HI there,
I wonder if anyone can help me with a weird problem. I’m working on a computer vision problem (CT classification) with 1.7M images. I have created a working pipeline for a subset of the data, but when I try to scale to the whole dataset, it takes basically forever to try to make the dataset using the low level API. What’s more, as I scale up the size of the dataset, the time it takes to create grows in a non-linear fashion. See code below. Any thoughts anyone???
def fix_pxrepr(dcm):
if dcm.PixelRepresentation != 0 or dcm.RescaleIntercept<-100: return
x = dcm.pixel_array + 1000
px_mode = 4096
x[x>=px_mode] = x[x>=px_mode] - px_mode
dcm.PixelData = x.tobytes()
dcm.RescaleIntercept = -1000
def dcm_tfm(fn):
fn = Path(fn)
try:
x = fn.dcmread()
fix_pxrepr(x)
except Exception as e:
print(fn,e)
raise SkipItemException
if x.Rows != 512 or x.Columns != 512: x.zoom_to((512,512))
px = x.scaled_px
return TensorImage(px.to_3chan(dicom_windows.lungs,dicom_windows.mediastinum, bins=bins))

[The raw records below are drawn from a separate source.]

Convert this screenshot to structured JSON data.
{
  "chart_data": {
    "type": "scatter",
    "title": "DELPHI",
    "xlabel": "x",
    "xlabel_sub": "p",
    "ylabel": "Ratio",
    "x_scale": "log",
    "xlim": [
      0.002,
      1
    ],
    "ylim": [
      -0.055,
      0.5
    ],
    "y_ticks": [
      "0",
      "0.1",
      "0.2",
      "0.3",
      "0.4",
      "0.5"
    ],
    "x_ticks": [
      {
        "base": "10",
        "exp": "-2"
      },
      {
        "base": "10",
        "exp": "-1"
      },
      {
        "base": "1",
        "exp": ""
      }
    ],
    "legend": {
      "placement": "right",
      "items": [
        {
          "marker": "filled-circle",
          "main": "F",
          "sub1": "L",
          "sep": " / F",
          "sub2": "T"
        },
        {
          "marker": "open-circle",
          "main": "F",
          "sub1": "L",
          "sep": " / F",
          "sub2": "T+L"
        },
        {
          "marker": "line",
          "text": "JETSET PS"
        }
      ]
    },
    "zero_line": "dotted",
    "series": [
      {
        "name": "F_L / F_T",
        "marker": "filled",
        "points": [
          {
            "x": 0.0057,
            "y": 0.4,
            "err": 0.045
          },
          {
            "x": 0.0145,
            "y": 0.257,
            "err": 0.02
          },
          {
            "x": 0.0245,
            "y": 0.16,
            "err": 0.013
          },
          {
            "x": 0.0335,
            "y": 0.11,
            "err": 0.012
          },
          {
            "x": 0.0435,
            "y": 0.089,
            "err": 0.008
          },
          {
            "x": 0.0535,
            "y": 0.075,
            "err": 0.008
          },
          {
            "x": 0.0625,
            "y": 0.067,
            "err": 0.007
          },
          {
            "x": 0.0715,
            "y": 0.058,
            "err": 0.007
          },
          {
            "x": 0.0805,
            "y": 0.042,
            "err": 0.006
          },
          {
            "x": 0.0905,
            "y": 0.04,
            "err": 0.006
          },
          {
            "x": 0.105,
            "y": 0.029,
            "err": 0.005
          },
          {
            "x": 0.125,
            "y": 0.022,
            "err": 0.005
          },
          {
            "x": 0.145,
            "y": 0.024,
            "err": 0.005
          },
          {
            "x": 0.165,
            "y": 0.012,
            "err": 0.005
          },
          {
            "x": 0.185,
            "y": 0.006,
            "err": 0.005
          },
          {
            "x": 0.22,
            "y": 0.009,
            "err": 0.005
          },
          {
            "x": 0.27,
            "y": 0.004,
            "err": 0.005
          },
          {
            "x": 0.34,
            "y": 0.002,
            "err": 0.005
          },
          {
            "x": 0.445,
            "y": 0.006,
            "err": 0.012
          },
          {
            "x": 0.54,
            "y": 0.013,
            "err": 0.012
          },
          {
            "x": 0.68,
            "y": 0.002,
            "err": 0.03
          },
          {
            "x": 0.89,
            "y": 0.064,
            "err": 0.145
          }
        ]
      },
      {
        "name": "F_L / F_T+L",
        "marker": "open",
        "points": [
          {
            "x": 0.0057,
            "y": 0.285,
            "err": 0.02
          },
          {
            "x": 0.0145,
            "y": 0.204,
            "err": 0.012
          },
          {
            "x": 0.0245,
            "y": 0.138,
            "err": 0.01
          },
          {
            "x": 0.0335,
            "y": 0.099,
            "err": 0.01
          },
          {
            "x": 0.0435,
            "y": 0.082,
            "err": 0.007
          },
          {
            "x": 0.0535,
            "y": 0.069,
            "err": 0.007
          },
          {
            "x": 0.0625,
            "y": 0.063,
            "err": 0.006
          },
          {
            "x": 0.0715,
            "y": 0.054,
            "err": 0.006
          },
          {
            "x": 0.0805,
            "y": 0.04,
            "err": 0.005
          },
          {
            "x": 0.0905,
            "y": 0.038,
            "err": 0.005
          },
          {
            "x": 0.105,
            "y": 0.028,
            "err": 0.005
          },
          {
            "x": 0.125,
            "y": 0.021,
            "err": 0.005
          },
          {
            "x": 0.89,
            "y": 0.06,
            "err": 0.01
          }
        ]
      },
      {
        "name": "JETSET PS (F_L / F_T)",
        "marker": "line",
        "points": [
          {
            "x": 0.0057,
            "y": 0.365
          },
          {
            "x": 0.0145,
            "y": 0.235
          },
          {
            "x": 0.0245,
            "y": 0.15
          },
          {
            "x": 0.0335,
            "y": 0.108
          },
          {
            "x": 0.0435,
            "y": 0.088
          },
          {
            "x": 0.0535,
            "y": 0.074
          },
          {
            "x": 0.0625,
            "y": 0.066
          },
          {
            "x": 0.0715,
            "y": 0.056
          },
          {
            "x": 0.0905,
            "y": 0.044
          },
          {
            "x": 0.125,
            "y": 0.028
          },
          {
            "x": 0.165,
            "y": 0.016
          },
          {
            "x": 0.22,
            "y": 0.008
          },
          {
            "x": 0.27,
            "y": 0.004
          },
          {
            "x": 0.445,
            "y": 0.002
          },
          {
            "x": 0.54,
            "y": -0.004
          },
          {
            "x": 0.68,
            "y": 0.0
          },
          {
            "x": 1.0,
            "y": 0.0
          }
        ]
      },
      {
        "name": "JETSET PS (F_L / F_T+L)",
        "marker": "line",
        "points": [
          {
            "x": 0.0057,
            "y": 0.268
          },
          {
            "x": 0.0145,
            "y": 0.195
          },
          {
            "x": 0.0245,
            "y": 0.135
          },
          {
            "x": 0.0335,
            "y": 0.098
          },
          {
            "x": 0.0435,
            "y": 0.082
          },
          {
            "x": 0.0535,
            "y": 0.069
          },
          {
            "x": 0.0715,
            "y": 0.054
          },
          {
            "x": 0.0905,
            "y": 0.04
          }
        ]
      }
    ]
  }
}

def fn2label2(fn): return df_comb[df_comb.fname == fn][htypes[0]].values[0]`
tfms = [[dcm_tfm], [fn2label2,Categorize()]]
dsrc = Datasets(fns, tfms, splits=splits)
See loop below for what happens when I try to increase the size of the dataset…
for i in [10000, 20000, 50000]:
df_comb = pd.merge(df_trn, df_lbls).sample(i)
print(f'for {df_comb.shape[0]} rows:')
fns = [f for f in df_comb.fname]
splits = split(df_comb)
tfms = [[dcm_tfm], [fn2label2,Categorize()]]
%time dsrc = Datasets(fns, tfms, splits=splits)
And the output…
for 10000 rows:
Wall time: 8.38 sfor 20000 rows:
Wall time: 27.9 sfor 50000 rows:
Wall time: 3min 46s
Really strange effect. Hope someone can help me figure it out. Tagging @muellerzr since he seems to know everything about fast.ai and is very active here.